Every profession maintains its jurisdiction through a characteristic move: the development of an abstract formal knowledge system that classifies client problems in terms only the profession controls. Medicine abstracts symptoms into diagnoses. Law abstracts disputes into causes of action. Software engineering abstracts requirements into architectures. The power of abstraction is that it makes the profession indispensable—only those who command the formal system can translate the client's problem into a professional solution. AI disrupts this mechanism by providing an alternative path from problem to solution that bypasses the profession's abstraction entirely.
The mechanism operates with striking consistency across professions. A patient arrives with pain; the physician abstracts this into a diagnosis that specifies both the condition and the appropriate treatment. A business arrives with a dispute; the lawyer abstracts this into a cause of action that specifies both the legal question and the available remedies. A client arrives with a software need; the engineer abstracts this into a system architecture that specifies both the components and their relationships. In each case, the abstraction is not merely translation but transformation—the client's everyday problem becomes a professional problem, and only the profession possesses the tools to solve professional problems.
The abstraction also serves jurisdictional function. By controlling the translation from everyday problem to professional problem, the profession controls access to professional solutions. Clients who attempt to bypass the abstraction—diagnosing themselves, representing themselves in court, writing their own code—are generally worse off because the problems they face have been defined by the profession in terms that require professional tools. The profession's monopoly over the solution rests on its monopoly over the problem definition.
AI disrupts this mechanism in a way previous technologies did not. A client who uses AI to solve a problem has not learned the profession's abstractions—she has circumvented them entirely. The AI translates her everyday problem directly into a solution without requiring her to first convert it into the profession's abstract categories. This is not automation of professional work; it is the construction of an alternative path from problem to solution that does not run through professional abstraction at all. The jurisdictional threat is existential because circumvention does not merely reduce demand for professional services—it demonstrates that the profession's abstraction was never essential to the solution.
The implication is that professions defending their jurisdictions through the gatekeeping argument are defending something deeper than specific knowledge. They are defending the entire apparatus of abstraction on which their jurisdictional authority rests.
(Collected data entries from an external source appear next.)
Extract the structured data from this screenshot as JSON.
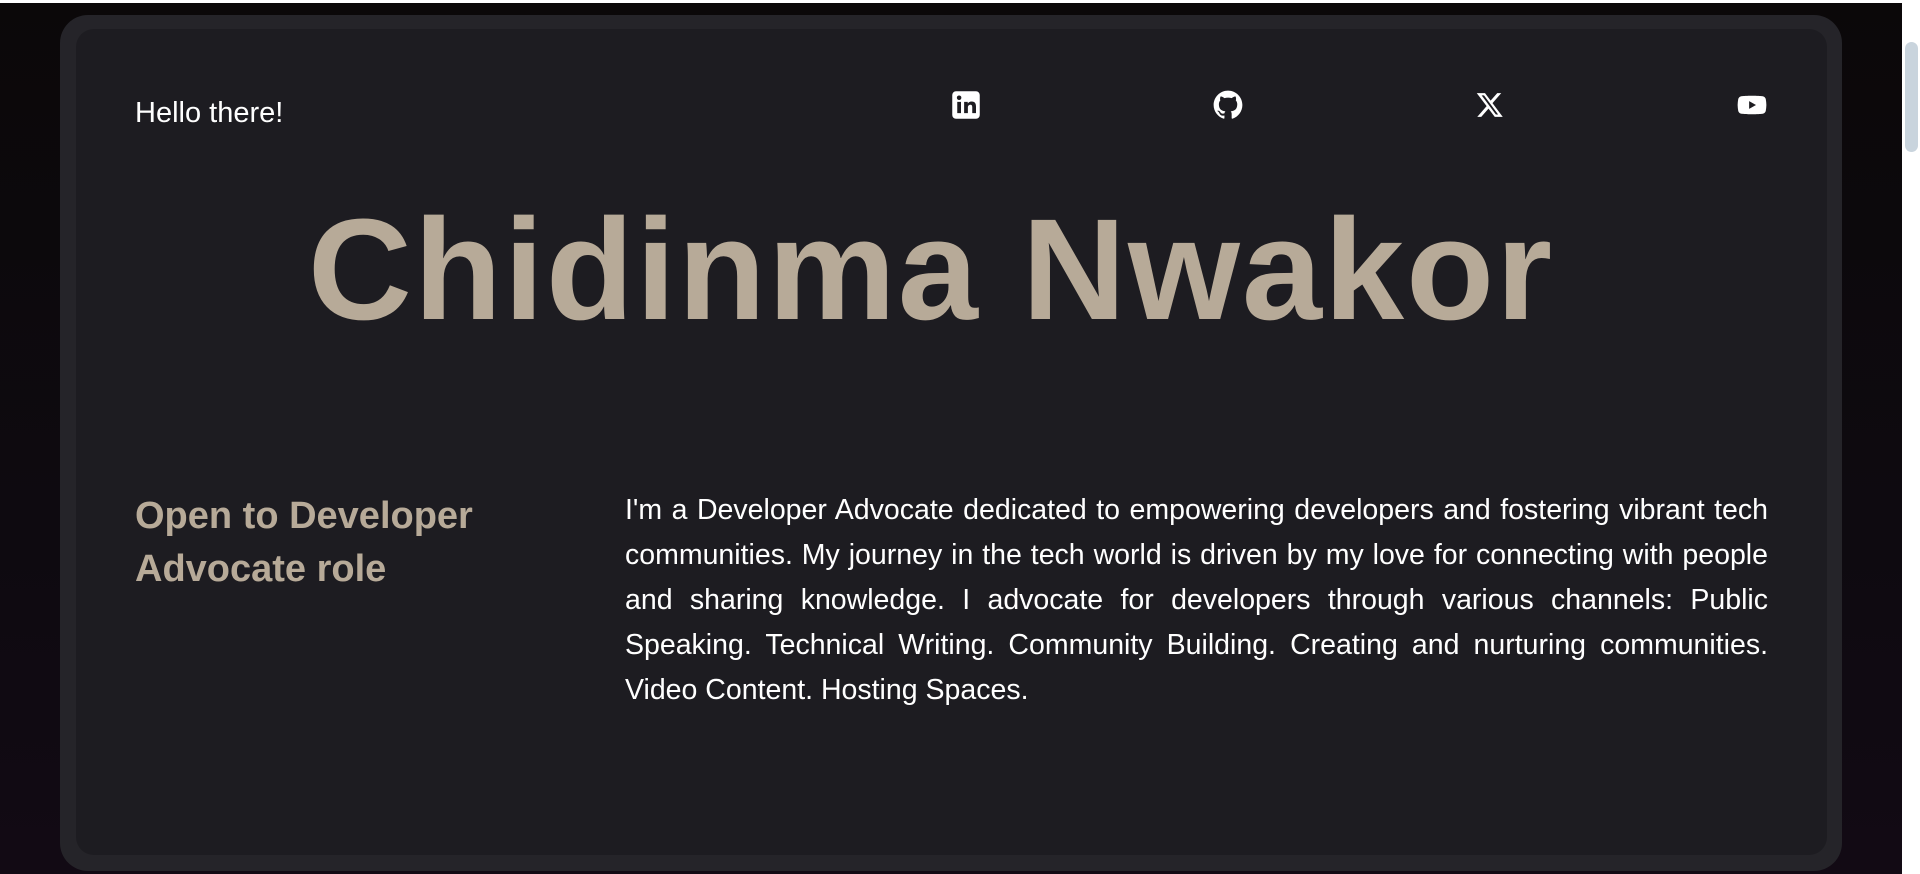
{
  "header": {
    "greeting": "Hello there!"
  },
  "social_links": [
    {
      "name": "linkedin",
      "icon": "linkedin-icon"
    },
    {
      "name": "github",
      "icon": "github-icon"
    },
    {
      "name": "x",
      "icon": "x-icon"
    },
    {
      "name": "youtube",
      "icon": "youtube-icon"
    }
  ],
  "hero": {
    "name": "Chidinma Nwakor"
  },
  "about": {
    "status": "Open to Developer Advocate role",
    "bio": "I'm a Developer Advocate dedicated to empowering developers and fostering vibrant tech communities. My journey in the tech world is driven by my love for connecting with people and sharing knowledge. I advocate for developers through various channels: Public Speaking. Technical Writing. Community Building. Creating and nurturing communities. Video Content. Hosting Spaces."
  },
  "colors": {
    "page_background": "#0e0a0f",
    "card_border": "#252429",
    "card_background": "#1d1c21",
    "accent": "#b7aa98",
    "text": "#ffffff"
  }
}
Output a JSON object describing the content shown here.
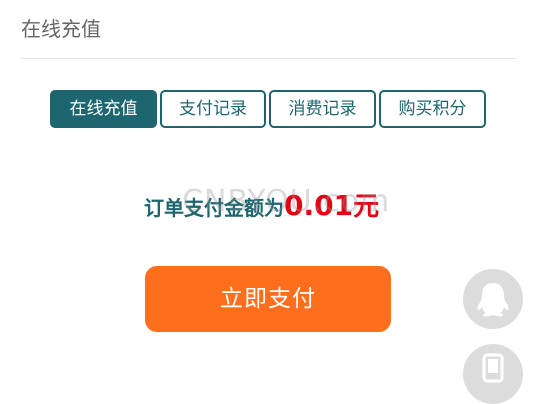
{
  "header": {
    "title": "在线充值"
  },
  "tabs": [
    {
      "label": "在线充值",
      "active": true
    },
    {
      "label": "支付记录",
      "active": false
    },
    {
      "label": "消费记录",
      "active": false
    },
    {
      "label": "购买积分",
      "active": false
    }
  ],
  "order": {
    "amount_label": "订单支付金额为",
    "amount_value": "0.01",
    "amount_unit": "元"
  },
  "watermark": "CNBYOU.com",
  "pay_button": {
    "label": "立即支付"
  },
  "float_buttons": [
    {
      "icon": "qq-penguin-icon"
    },
    {
      "icon": "phone-icon"
    }
  ],
  "colors": {
    "accent": "#1d6670",
    "pay_button": "#ff6e1c",
    "amount": "#e60012",
    "float_button_bg": "#dcdcdc"
  }
}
When AI demonstrates that problems can be solved without being first abstracted into the profession's categories, the profession faces not just a competitive challenge but a conceptual one: What is a profession when its characteristic abstraction is no longer necessary for the work it claims jurisdiction over?
Abbott developed this analysis in The System of Professions, where abstraction plays a central role in explaining how professions maintain authority over domains of work. The framework has been particularly influential in studies of how professions respond to technological disruption of their characteristic abstract knowledge systems.
Abstraction as control. Professions control jurisdictions by controlling the translation from everyday problems to professional problems.
Problem definition monopoly. Professional authority rests on the monopoly over how problems are defined, not merely on how they are solved.
AI circumvention. AI constructs alternative paths from problem to solution that do not require the profession's abstraction.
Existential threat. The circumvention challenges not just demand for services but the conceptual basis of professional authority.